このままでは2度とまゆみと会えなくなってしまうかもしれない、 吉岡は自分の思いをきちんと話さなければ・・・と 気持ちを奮い起こそうと思うのだが言葉として口をついて出てこない。
どの位の時間が二人を引き離していたのか、吉岡は突然車を路肩に止めた。 「僕はその男の子と同じ位置には なれなれませんか?」 吉岡はやっとの思いでこの一言に辿り着いた 「僕と同じ位置?」 「はい。」 まゆみはどう返事していいか戸惑った。
「羨ましいですよねその僕っていう子は・・・」 「本人は決してそんな事思っていないみたいですけど 私の想いが重たくて仕方ないと思います。 そうじゃなければ、今も傍にいます。 うざいってやつじゃないかな?深すぎる愛情は重たいですからね」 まゆみは笑いながらそう答えた。
「僕はまゆみさんと一緒に居ると、本来の自分というか飾らない 自分でいられる気がします。変にかっこうつけたりすることもしなくていい。 そんな事をしても全て見透かされてしまう気がして、だから、素直な自分がそこにいるって感じで、凄く心地いいんです。何て表現していいか良く分からないんですけど 安心していられて、凄く楽なんです。」 自分の心の内を話している間のまゆみの目が、うっすらと滲んだように吉岡には見えた。 「ごめんなさい。私が最初からきちんとお断りしていればこんな事にならなかったのに・・・」
「それにしても、まゆみさんの愛を一心に受けているその僕ってどんな子ですか?」 吉岡のこの一言にまゆみの気が一変に引き締まった。 「えっどんなって・・・普通の男の子です」 「何でそこまで愛情を注がれるんですか?」 吉岡は矢継ぎ早にまゆみに原田の事を尋ねてきた。 まゆみは原田の事はこれ以上何も話したくなかった。
「会うことはできませんか?」 「えっ会うって、吉岡さんとですか?」 「はい。是非会ってみたい。会えば分かる気もするし、 そうしたらまゆみさんとの事を諦められるかもしれない・・」 何だか良く分からない理由でこじ付けのようにしか聞こえなくも無いが まゆみには到底受け入れられるはずのない要求であった。
「それは無理です。例え地球がひっくり返っても無理です。
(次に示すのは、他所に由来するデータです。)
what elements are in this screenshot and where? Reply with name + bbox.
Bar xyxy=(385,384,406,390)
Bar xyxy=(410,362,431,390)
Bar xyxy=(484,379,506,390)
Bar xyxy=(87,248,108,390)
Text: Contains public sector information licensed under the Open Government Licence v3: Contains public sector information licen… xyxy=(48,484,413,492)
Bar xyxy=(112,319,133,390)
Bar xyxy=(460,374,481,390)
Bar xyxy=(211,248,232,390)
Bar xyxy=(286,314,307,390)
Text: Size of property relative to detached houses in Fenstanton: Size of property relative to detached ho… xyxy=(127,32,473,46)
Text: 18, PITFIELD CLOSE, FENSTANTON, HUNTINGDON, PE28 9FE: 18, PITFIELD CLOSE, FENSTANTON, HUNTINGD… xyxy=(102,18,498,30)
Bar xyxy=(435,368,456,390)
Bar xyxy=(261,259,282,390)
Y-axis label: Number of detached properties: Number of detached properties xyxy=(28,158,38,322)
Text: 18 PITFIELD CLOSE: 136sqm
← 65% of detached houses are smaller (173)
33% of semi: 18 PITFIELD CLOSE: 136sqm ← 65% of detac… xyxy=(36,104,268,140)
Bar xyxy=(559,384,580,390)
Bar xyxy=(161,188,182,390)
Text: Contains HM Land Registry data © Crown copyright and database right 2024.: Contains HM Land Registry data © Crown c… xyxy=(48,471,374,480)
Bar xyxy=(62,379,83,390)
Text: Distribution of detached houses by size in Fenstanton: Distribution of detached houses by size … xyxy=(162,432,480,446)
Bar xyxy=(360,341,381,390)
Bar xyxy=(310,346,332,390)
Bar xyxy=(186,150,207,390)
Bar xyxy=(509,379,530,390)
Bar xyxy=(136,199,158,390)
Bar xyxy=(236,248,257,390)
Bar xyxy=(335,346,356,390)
」 原田にそんな話しを出来るわけがない。 何て説明して吉岡に会ってくれというのか、考えただけでも気が遠くなりそうだった。 まゆみは絶対に無理だと吉岡に伝えた。
車は再び走り始めた。 吉岡は今のまゆみの話で原田に会うことを諦めたのか、 まゆみには計り知る事ができない、 この話の続きが吉岡の口から出る事はなかった。
家の近くまでまゆみを送り届けた吉岡は別れ際まゆみに 「僕はまゆみさんを誘ってはいけないって言われてませんよね。 だからまた誘う事にします。好きになってくれとは言いませんから 時々僕に付き合ってください。じゃあおやすみなさい」 まゆみに返事をさせる間も与えず吉岡はまゆみにそう告げると走り去ってしまった。
まゆみの長い1日はやっと終わった。 昨夜久々に原田に会うことはあったが一晩中看病し 寝不足のまま仕事に出かけ、帰り際に吉岡にドライブに誘われ 今の今まで信じられないような時間と会話をし、やっと今一人になれた。 時間はもう日付けが変わっていた。
幾ら子供が大きいとはいえ、流石に今日の事を子供に尋ねられたら 答えようがないと思い、玄関のドアをそ〜と開けると、 寝室には向わず居間のソファーで眠る事にした。